Elle montra du doigt un petit coffret. Mauzzag l’ouvrit. Ses yeux s’illuminèrent.



-       Tant que ça ?


-       Oui.


-       Mais alors… Je suis riche ?


-       Je n’irais pas jusque-là, mais tu as de quoi te bâtir un nouveau commerce et prospérer largement. Et ce n’est pas tout. Quand tu arriveras à Hurlevent, toi et ta famille partirez pour Nagrand.


-       Comment ?


-       Le commandant Beaurandal s’est occupé de tout. Il a déjà payé le voyage. Ta femme lui a dit à quel point ce tableau t’avait donné envie d’y aller. À Hurlevent, un mage vous téléportera à Shattrath, et une petite carriole vous y attendra pour vous mener à Nagrand. Vous pourrez y rester quelques mois, et puis tu iras où tu voudras. Baie-Du-Butin, Gadgetzan, Orgrimmar…


-       Et qu’est-ce que tu vas faire, toi ?


-       Je vais en Norfendre. Pendar m’y attend déjà. Tout le monde y va, et cette fois-ci j’ai bien l’intention de faire partie de l’aventure jusqu’au bout. Les premières descriptions du continent glacé sont déjà sorties. Je viens de recevoir la première partie du nouveau récit d’exploration de Meldazor. Regarde.

Elle alla ouvrir un petit caisson posé près du mur et en sortit quelques feuillets. Mauzzag lut le titre :



Survivre dans le froid de la toundra : ethnologie des Kalu’aks, le peuple des banquises


 

Le bateau leva l’ancre et prit le large. Mauzzag et Otilia montèrent sur le pont et marchèrent jusqu’à l’avant du navire.



-       Et Oruk ? demanda Mauzzag quand ils furent sur la proue.


-       Il va bien. Je crois qu’il a prévu une nouvelle expédition dans la jungle avec Kebok.


-       J’espère qu’il fera attention aux fourmis, cette fois. Pendar s’est tiré de l’Hiver Rouge sans blessure ?


-       Oui. Ah, et au fait, il t’a laissé l’adresse d’un de ses amis gnomes. Tu peux le contacter de sa part pour affaires. Enfin, tu n’en as plus vraiment besoin, avec le pactole que tu as.


-       Ah, intéressant ! Je ne manquerai pas de lui écrire. Je remarque une fois de plus que tu n’as pas l’air d’avoir le mal de mer.


-       En effet.

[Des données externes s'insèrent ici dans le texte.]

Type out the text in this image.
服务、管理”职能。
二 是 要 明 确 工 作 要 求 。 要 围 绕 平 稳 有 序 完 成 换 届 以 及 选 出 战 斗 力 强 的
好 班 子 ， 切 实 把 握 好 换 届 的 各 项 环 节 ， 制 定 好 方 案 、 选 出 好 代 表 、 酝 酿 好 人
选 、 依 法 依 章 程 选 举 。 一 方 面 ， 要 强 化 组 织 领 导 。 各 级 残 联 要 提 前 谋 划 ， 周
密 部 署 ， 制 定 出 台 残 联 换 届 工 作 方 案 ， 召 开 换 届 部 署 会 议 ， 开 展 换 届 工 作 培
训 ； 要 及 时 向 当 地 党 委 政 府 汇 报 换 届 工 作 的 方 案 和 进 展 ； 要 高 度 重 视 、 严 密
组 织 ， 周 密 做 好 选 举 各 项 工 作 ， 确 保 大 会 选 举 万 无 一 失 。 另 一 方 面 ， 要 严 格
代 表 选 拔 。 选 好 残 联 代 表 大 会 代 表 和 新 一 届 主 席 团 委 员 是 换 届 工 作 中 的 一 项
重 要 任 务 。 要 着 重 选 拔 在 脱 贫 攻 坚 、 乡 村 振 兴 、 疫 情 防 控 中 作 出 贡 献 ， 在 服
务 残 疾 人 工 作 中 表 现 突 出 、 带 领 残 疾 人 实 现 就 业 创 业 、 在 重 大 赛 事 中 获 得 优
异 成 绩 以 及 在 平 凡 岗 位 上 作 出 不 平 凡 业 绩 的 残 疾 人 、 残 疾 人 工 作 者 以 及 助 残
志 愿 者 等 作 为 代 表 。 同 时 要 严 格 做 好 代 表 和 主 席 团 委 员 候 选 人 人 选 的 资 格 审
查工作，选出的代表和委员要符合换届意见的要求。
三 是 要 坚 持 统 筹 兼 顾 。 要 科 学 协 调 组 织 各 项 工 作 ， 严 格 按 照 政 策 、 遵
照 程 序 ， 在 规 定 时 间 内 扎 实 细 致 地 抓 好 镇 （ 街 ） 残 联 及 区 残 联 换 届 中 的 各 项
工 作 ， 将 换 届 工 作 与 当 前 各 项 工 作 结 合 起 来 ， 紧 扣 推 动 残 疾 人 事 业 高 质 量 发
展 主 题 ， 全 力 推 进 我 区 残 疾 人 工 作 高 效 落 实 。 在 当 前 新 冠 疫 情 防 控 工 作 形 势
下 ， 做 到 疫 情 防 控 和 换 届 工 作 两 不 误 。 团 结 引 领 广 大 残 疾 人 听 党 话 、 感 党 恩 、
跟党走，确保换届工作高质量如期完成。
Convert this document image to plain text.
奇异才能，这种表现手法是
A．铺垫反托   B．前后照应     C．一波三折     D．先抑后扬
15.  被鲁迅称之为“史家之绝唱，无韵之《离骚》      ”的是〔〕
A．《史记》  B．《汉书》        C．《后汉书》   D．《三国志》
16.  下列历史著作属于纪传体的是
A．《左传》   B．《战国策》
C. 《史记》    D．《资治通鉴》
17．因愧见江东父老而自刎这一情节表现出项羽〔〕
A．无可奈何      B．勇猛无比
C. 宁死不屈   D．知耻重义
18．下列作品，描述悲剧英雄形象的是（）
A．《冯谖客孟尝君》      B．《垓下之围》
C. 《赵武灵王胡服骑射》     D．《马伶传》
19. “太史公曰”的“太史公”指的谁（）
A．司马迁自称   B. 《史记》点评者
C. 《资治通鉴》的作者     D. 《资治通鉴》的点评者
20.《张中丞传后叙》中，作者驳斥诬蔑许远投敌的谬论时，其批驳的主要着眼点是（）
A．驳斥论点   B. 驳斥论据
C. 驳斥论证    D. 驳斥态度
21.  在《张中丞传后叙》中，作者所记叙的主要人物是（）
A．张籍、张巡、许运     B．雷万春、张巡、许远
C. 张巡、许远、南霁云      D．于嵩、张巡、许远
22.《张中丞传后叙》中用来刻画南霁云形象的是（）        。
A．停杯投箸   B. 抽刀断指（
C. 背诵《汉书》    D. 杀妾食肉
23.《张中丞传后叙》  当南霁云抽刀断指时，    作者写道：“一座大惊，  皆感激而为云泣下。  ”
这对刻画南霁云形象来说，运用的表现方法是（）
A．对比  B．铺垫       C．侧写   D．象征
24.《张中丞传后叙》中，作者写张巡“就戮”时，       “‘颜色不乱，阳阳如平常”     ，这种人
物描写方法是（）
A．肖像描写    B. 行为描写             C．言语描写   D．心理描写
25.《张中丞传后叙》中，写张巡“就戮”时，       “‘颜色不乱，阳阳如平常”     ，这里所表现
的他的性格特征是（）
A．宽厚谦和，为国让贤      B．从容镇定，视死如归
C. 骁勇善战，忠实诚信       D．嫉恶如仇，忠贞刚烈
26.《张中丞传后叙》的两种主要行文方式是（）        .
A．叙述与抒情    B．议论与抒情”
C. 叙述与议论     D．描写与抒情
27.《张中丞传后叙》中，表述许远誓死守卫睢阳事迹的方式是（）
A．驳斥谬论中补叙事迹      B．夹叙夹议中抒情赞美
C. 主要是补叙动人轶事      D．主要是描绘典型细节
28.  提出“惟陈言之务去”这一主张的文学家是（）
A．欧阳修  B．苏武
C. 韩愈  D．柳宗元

Je crois que cela a disparu pour de bon. Depuis dix ans, je répète inlassablement que je hais la mer. Pendant l’Hiver Rouge, je l’ai encore dit à Firallon… et pour la première fois, je ne le pensais pas.



Elle s’avança et s’appuya sur la rambarde pour avoir une meilleure vue vers l’horizon.



-       Tu avais raison, ajouta-t-elle après un long moment. L’horizon, depuis un bateau, c’est ce qu’il y a de plus beau. J’ai hâte d’arriver en Norfendre, mais je profiterai de chaque instant du voyage.


-       Quand tu reviendras couverte de gloire, n’hésite pas à faire un tour dans ma boutique. Et si tu m’apportes quelques objets du grand Nord pour enrichir mon étal, ce ne sera pas de refus…



Ils continuèrent à discuter ainsi, bercés par les vagues et le cri des mouettes, appuyés sur la rambarde en admirant les flots qui poussaient tranquillement le navire vers l’avant, tandis que disparaissaient à l’arrière les formes lointaines de Baie-Du-Butin.